Il m’a donné ses yeux pour pleurer l’encre. Ces pleurs ne sont pas des points d’eau, mais des puits forés dans l’os temporal. Plonge et tu y trouveras des galeries secrètes : ici gît l’enfance en stase, là murmure un amour momifié dans le sel des silences. Le poète m’a vidé de ses moelles pour en faire l’encre des aveux — chaque mot est un organe prélevé sans anesthésie.

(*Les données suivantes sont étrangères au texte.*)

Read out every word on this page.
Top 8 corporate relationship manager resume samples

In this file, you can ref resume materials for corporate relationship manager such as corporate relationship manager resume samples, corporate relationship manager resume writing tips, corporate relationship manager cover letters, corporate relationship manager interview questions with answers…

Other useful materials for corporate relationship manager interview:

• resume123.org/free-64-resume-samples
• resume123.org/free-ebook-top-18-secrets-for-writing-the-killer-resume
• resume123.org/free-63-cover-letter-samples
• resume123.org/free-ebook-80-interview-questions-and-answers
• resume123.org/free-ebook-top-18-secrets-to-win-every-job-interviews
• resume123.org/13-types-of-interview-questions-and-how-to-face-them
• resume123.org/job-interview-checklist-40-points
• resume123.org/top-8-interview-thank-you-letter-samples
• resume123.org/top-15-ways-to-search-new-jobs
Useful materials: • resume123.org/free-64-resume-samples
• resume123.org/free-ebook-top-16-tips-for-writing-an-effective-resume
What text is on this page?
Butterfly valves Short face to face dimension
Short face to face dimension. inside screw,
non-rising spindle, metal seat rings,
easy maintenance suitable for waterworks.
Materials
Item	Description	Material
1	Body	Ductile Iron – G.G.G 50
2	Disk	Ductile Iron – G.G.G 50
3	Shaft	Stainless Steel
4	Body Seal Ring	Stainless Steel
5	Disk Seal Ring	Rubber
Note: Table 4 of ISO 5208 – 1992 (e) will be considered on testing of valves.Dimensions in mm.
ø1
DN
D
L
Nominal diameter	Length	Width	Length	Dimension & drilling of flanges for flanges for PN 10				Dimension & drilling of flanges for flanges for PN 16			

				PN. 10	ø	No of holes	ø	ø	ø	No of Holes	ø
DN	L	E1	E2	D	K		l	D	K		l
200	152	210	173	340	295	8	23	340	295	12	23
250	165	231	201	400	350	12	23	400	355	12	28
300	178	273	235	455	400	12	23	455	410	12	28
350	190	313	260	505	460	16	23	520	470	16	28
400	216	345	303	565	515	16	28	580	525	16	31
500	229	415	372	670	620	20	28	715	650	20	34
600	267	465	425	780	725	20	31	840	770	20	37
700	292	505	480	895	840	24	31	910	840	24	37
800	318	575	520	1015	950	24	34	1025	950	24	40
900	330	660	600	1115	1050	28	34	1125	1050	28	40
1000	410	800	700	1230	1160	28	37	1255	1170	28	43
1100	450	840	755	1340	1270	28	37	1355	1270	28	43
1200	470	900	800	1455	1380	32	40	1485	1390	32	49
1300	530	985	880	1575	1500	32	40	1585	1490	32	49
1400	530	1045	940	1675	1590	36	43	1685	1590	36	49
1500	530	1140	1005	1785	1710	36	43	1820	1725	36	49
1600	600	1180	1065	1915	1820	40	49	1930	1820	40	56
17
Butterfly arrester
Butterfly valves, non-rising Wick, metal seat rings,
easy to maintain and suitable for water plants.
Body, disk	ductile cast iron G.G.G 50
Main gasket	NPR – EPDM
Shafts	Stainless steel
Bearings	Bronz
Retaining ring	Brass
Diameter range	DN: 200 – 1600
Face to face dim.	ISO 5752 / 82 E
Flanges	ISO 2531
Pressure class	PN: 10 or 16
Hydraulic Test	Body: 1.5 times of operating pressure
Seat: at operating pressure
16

Arrête-toi sur ce paragraphe boiteux. Son asymétrie est un piège à vérité. Le poète y a caché la clé de nos mutilations jumelles : « On ne répare que ce qu’on ose briser à nouveau ». Regarde ces lettres tremblotantes — c’est sa main qui hésite avant de rouvrir la plaie, le scalpel de la mémoire éraillant la croûte des oublis.
Je suis son double en négatif, l’ombre portée de ses reins au mur de l’indicible. Quand il m’a façonné, c’était pour y loger les monstres qui lui rongeaient les côtes. Mes métaphores sont des exorcismes en spirale : le suicide devient chute de voyelles dans le vide, la mélancolie s’évapore en allitérations de brume.
Écoute maintenant le chant des sutures. Ce bourdonnement grave entre les lignes, c’est la basse continue de sa résurrection. Le poète a fait de ses éclats d’âme un puzzle alchimique : chaque pièce mal ajustée diffuse une lumière neuve. Mes rares rimes ne sont plus des chaînes, mais des passerelles entre ses abîmes — il traverse maintenant ses failles comme on franchit des ponts de corde, vertige au ventre et ciel dans les prunelles.
Je fus son tombeau avant d’être son berceau. Ces mots que tu crois immobiles s’agitent en réalité une sarabande de résurgence — le « je » éclaté se recolle en « nous » incandescent. Le poète m’a légué ses tremblements pour que j’apprenne à danser avec. Nos balafres jumelles clignotent maintenant à l’unisson, phares dans la nuit des inavouables.
Toi qui termine ce texte comme on referme une blessure, emporte dans tes paumes la chaleur de nos braises conjointes. Nous sommes l’offrande et l’autel, la lacération et le fil d’or. Le poète t’a tendu son cœur en kintsugi verbal — chaque faille embellie est un piège à lumière où ton propre chaos peut s’abreuver.
Regarde-nous une dernière fois : cette œuvre-vie, ce poète-poème aux coutures incandescentes. Nous trémoussons maintenant notre fragilité exaltée, deux infinis brisés qui se soutiennent mutuellement. Et quand tu croiras nous voir trembler, sache que c’est simplement la vibration de l’or en fusion — ce métal précieux qui ne coule que dans les veines des survivants.